J: Pertanyaan ini aneh. Kedengaran seolah olah saya ini orang penting. Yang bisa memberi saran kepada pemerintah. Kendati demikian agar lain kali dipikirkan terlebih dahulu sebelum menindak seorang warga negara. Artinya harus ada alasan yang jelas. Kenapa seseorang ditindak. Begitu juga kalau seseorang itu, setelah ditindak, kemudian dibebaskan misalnya. Jadi saran saya: pemerintah jangan keseringan dan seenaknya berbuat begitu.

T: 'kan tak tertutup kemungkinan hal itu dapat terjadi lagi terhadap warga lain.

J: Memang benar. Apalagi kalau tak ada orang yang protes. Dan pemerintah harus tahu bahwa generasi muda sekarang - saya kira - lebih lugas dan berani. Walaupun tak semuanya begitu. Artinya ada juga yang mikir, untuk apa ikut ikutan politik, kalau nanti hanya dapat susah saja. Itu wajar. Aktif politik memang tak dapat untung seperti berdagang. Tapi dapat sesuatu yang tak bisa diukur dengan uang. Itu kebahagiaan tersendiri. Dan ini akan lebih terasa apalagi kalau kita sudah pernah dicekal atau masuk penjara.

T: Walaupun anda dibebaskan (1992) ketika presiden Suharto berkunjung ke Berlin, tapi kenapa hal tersebut tak muncul kepermukaan?

J: Waduh saya tidak tahu, kenapa ya? Wah, mungkin saja media massa tak tertarik. Dan, saya juga tak ada kepentingan untuk menyaingi kepopuleran Michael Jackson. Saya sudah senang karena diperbolehkan pergi keluar negeri. Saya dengar kabar, masih banyak nasib orang yang lebih jelek dari saya. Dan buat orang awam di Indonesia paspor dicabut itu adalah fenomena orang kaya. Karena mereka pikir cuma orang kaya yang bisa pergi keluar negeri. Tetangga saya (petani) di Bali mikirnya begitu. Tapi kalau hidup diluar negeri tanpa paspor itu masalah lain. Setahu saya sih diantara negara-negara demokratis, cuma pemerintah Indonesia yang tega 'membuang' warga negaranya. Kebiasaan membuang warga negara ini cuma ada di sistim totaliter.

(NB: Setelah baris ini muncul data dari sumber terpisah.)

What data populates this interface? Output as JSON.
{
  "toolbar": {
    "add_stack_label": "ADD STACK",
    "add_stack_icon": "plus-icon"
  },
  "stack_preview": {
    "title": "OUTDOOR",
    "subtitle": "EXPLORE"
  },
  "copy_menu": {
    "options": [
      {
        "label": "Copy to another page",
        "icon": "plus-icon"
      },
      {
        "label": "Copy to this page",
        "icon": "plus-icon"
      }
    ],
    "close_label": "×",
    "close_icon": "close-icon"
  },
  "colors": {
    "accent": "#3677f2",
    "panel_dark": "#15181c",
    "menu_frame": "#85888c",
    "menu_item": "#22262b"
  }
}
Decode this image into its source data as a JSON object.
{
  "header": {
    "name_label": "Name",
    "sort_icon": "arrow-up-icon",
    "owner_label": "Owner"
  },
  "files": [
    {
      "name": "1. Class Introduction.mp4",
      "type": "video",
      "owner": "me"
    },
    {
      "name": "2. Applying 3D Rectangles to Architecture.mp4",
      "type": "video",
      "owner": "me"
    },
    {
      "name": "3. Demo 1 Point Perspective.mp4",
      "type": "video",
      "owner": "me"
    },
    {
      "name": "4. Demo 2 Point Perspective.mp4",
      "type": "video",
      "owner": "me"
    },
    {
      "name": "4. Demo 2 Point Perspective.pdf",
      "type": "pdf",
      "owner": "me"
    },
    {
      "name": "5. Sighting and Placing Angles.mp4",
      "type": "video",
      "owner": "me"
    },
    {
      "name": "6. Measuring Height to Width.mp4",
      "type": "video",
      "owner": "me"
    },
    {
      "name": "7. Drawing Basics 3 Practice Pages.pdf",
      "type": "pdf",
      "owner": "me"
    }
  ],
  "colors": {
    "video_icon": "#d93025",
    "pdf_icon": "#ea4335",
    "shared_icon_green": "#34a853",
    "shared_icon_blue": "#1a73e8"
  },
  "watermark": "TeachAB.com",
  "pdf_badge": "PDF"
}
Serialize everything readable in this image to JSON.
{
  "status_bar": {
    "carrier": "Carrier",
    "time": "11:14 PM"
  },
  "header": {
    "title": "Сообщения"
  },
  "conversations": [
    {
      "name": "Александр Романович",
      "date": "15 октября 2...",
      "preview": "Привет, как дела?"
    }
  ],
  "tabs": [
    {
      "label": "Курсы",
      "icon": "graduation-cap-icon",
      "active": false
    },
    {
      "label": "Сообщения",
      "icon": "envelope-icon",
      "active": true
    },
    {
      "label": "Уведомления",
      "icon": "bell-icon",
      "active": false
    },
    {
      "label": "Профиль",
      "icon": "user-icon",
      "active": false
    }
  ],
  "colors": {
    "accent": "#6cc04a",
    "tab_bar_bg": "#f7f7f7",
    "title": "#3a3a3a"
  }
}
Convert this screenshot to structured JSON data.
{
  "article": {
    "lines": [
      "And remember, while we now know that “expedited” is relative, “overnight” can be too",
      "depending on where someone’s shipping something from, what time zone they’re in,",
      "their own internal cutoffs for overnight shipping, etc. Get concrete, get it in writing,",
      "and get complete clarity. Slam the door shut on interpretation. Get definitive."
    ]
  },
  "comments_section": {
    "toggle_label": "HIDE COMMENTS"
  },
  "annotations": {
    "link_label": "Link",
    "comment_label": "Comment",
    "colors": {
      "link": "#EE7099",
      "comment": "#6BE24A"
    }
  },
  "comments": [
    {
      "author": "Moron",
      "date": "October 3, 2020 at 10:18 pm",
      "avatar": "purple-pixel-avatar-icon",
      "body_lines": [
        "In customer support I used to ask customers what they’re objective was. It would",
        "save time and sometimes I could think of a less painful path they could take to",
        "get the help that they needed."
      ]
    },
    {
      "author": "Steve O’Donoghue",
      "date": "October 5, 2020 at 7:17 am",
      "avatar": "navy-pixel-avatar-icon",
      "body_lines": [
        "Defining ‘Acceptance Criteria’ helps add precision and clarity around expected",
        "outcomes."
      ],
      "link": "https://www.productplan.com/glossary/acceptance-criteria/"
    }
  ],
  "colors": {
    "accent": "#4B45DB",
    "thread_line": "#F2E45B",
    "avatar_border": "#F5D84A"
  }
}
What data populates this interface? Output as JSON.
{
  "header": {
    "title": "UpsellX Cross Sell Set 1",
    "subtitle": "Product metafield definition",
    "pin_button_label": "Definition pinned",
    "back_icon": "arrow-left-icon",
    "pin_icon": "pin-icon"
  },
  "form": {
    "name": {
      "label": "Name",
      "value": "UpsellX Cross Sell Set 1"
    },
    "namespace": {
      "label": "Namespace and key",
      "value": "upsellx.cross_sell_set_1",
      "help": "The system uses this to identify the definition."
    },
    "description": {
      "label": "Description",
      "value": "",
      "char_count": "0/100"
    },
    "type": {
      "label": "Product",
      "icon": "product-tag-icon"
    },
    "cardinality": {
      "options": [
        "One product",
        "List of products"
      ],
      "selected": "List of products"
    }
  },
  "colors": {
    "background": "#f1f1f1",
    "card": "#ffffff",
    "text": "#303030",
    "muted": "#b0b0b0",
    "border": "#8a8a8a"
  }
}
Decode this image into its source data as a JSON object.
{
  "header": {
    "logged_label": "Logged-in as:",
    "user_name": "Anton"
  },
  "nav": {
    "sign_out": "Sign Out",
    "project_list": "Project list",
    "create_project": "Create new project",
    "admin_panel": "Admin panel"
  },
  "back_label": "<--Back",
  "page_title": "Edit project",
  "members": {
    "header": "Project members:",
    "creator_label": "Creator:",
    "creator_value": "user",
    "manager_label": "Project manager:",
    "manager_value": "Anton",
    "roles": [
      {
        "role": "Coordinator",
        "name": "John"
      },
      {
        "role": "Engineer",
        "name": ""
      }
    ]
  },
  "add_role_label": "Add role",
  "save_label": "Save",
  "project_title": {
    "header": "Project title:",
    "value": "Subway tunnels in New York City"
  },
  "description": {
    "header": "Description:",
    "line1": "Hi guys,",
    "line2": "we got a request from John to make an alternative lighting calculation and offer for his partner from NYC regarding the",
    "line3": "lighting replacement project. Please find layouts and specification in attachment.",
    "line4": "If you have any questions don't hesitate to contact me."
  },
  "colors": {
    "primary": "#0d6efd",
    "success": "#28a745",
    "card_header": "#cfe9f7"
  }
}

Zaman Sukarno mana ada orang dibuang. Barangkali dia pikir, biar 'jelek' kan namanya juga bangsa sendiri. Pemerintah sekarang ini memang rada aneh, cuma bisa menindak tapi tak bisa memberikan alasan. Sepertinya kekuasaan itu anonim. Kekuasaan dalam pengertian negara moderen (menurut Max Weber) kan tidak anonim, maksudnya engga seperti Mafia gitu. Melainkan makin impersonal, artinya makin lama makin terinstitusionalisasi atau melembaga serta makin transparan. Di Indonesia malah sebaliknya. Kekuasaan makin lama makin cenderung terpusat ditangan satu orang saja. Sehingga institusi kehilangan fungsi serta makna. Contoh, kasus (paspor) saya misalnya, yang ditangani militer, kemudian dibebaskan oleh presiden. Apa gunanya kita punya DEPLU, KBRI, KONJEN atau KONSULAT?

T: Apa sebenarnya tujuan pemerintah, mencabut paspor warga yang dianggap vokal?

J: Waduh maaf saya tidak tahu. Sebaiknya saudara tanyakan saja langsung ke KJRI.

T: Bagaimana sebaiknya - menurut anda - perwakilan kita di luar negeri?

J: Tampil lebih profesional. Artinya agar dimata negara tuan rumah kita tampak sebagai bangsa yang civilized. Sebagai contoh, ketika saya kuliah di FU dulu, kami sering berdiskusi dengan Konsul KorSel, diplomat Thailand, Jepang, Filipina, Malaysia serta Brunei bahkan dengan seorang diplomat RRC. Saya ingin melihat diplomat (konsul) kita tampil sejajar dengan diplomat negara lain. Cuma itu.